CONCORD >> If you think defense wins championships, think about Garnet Valley.
Goalie Jason Rose pitched a shutout in the first half Thursday to spark the second-seeded Jaguars to a runaway 17-5 win over West Chester East in the second round of the District One 3A boys lacrosse playoffs.
The Jaguars (15-4) entertain Haverford, the 10th seed, Saturday at 2 p.m. The Jaguars rallied to beat the Fords earlier this season.
“We played sloppy early,” Jaguars coach Frank Urso said. “I think Jay Rose, who had an unbelievable first half, made us look a whole lot better than we were. They had some good looks at him and he made some nice stops. He shut them down. Once we started putting the ball in the net I think athletically we had a little bit of an advantage.”
Rose stopped nine shots before taking the rest of the night off. He exited with a 10-0 lead. Make no mistake, Rose got help from his defense.
Almost lost in the first quarter was the end-to-end play of senior defender Brandon Starr, who made three sprints all the way to his end line to re-route Vikings shooters and make life a little easier for Rose.
“We just wanted to make sure that we did our part on defense,” Starr said. “We wanted our offense to look up and say, ‘wow, our defense is stopping them; we’ve got to get them the momentum.’”
— Matthew De George (@sportsdoctormd) May 18, 2017
The momentum arrived when sophomore Hunter Baar scored twice in the last 23 seconds of the first quarter, and again early in the second quarter to put the Vikings in a 6-0 hole. The final tally proved to be the game-winner.
For one game, at least, Baar found his groove stepping in for Jaguars scoring star Denny Nealon, the four-year contributor who suffered a torn ACL just over a week ago.
“The coaches asked me to fill in when Denny got hurt,” said Baar, who scored three goals. “I was on first-line middie but now I’m on attack. I’m just trying to fill the role as best I can. Those are some big shoes to fill. The coaches did a good job of preparing me for it. I felt pretty good out there.”
The Vikings (11-9) got some pretty good goalie play of their own in the first half despite the lopsided score. Senior Kenny Pugh, who didn’t play the position until this, his senior year, prevented the scored from being 18-0 at the intermission with 11 strong saves.
One shot struck Pugh in … OK, let’s not go there. Lesser men would have given up the fight right there.
“I think that’s the mentality everybody’s had, to step up, to be the next man up if one goes down,” Pugh said. “It seems like everybody’s been ready to do that. My teammates have been with me every step of the way to help me.
“This wasn’t the night we wanted. Everybody went in with a lot of momentum coming off that win Tuesday. (The Jaguars are) good. They’re going to make a nice run, for sure.”
— Matthew De George (@sportsdoctormd) May 19, 2017
Urso liked what he saw when he emptied his bench, the substitutes keeping pace with the Vikings. A little more time, perhaps, to think about the weekend rematch with the Fords.

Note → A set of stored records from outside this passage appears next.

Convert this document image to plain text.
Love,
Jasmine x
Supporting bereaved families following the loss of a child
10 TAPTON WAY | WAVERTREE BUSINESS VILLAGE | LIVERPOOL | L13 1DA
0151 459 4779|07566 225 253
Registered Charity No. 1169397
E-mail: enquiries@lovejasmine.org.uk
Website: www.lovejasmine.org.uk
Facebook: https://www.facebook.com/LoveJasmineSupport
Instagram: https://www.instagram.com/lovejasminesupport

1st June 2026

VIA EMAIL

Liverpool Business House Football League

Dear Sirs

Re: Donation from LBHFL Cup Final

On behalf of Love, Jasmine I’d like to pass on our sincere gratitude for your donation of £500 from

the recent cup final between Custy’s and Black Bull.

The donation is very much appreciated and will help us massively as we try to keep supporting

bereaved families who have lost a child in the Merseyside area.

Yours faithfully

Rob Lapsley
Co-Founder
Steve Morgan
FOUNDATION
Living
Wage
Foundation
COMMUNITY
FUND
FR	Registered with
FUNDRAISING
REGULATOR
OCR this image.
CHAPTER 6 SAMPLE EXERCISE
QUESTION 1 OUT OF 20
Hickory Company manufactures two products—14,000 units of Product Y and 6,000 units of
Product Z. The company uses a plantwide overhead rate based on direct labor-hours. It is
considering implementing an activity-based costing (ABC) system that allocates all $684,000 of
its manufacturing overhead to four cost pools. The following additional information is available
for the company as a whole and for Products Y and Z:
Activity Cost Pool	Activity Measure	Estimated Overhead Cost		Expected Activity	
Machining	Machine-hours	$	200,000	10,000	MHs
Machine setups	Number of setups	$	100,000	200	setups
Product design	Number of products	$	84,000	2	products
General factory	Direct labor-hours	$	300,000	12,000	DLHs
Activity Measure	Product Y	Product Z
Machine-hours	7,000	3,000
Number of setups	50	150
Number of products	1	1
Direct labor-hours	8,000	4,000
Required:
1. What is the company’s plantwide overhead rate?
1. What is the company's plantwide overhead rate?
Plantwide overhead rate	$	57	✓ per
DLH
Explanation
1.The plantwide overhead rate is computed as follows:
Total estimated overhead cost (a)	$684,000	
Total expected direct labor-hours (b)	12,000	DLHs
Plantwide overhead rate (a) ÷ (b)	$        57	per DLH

“They had us 7-2 at the half and we shut them out 6-0 in the second half and won it 8-7,” Urso said of the first Haverford game. “It was a nice win for us.”
Vikings coach Jim Schorn knows what it’s like to be on the wrong end of one of those goose eggs.
“It’s a great team,” Schorn said of Garnet Valley. “Their goalie really stood out early on. And we created offense for them. We gave them their first goal when one of our defenseman picked up a ground ball and it slipped off his stick. Another time we cleared the ball right to them. Two of their first four goals were really given away by us. They capitalized on all of our mistakes. When you do that, when you have a team that that’s good, there’s little chance of getting back in it.”
Rose and Starr are right in the thick of that defensive effort.
Jaguars basketball fans remember the 6-2 Starr as guy who averaged 18 points per game to help the varsity win its first district playoff game in more than 15 years.
The Garnet Valley middle school ballers know Starr as the tall dude who encouraged them to stick with the game and find out for themselves what that victory felt like.
“I told them about the history and that if they stay with it, they’ll be part of the history, also,” Starr said.
The way the Jaguars play, no one would be surprised if Starr’s next pitch was to the middle school lacrosse players.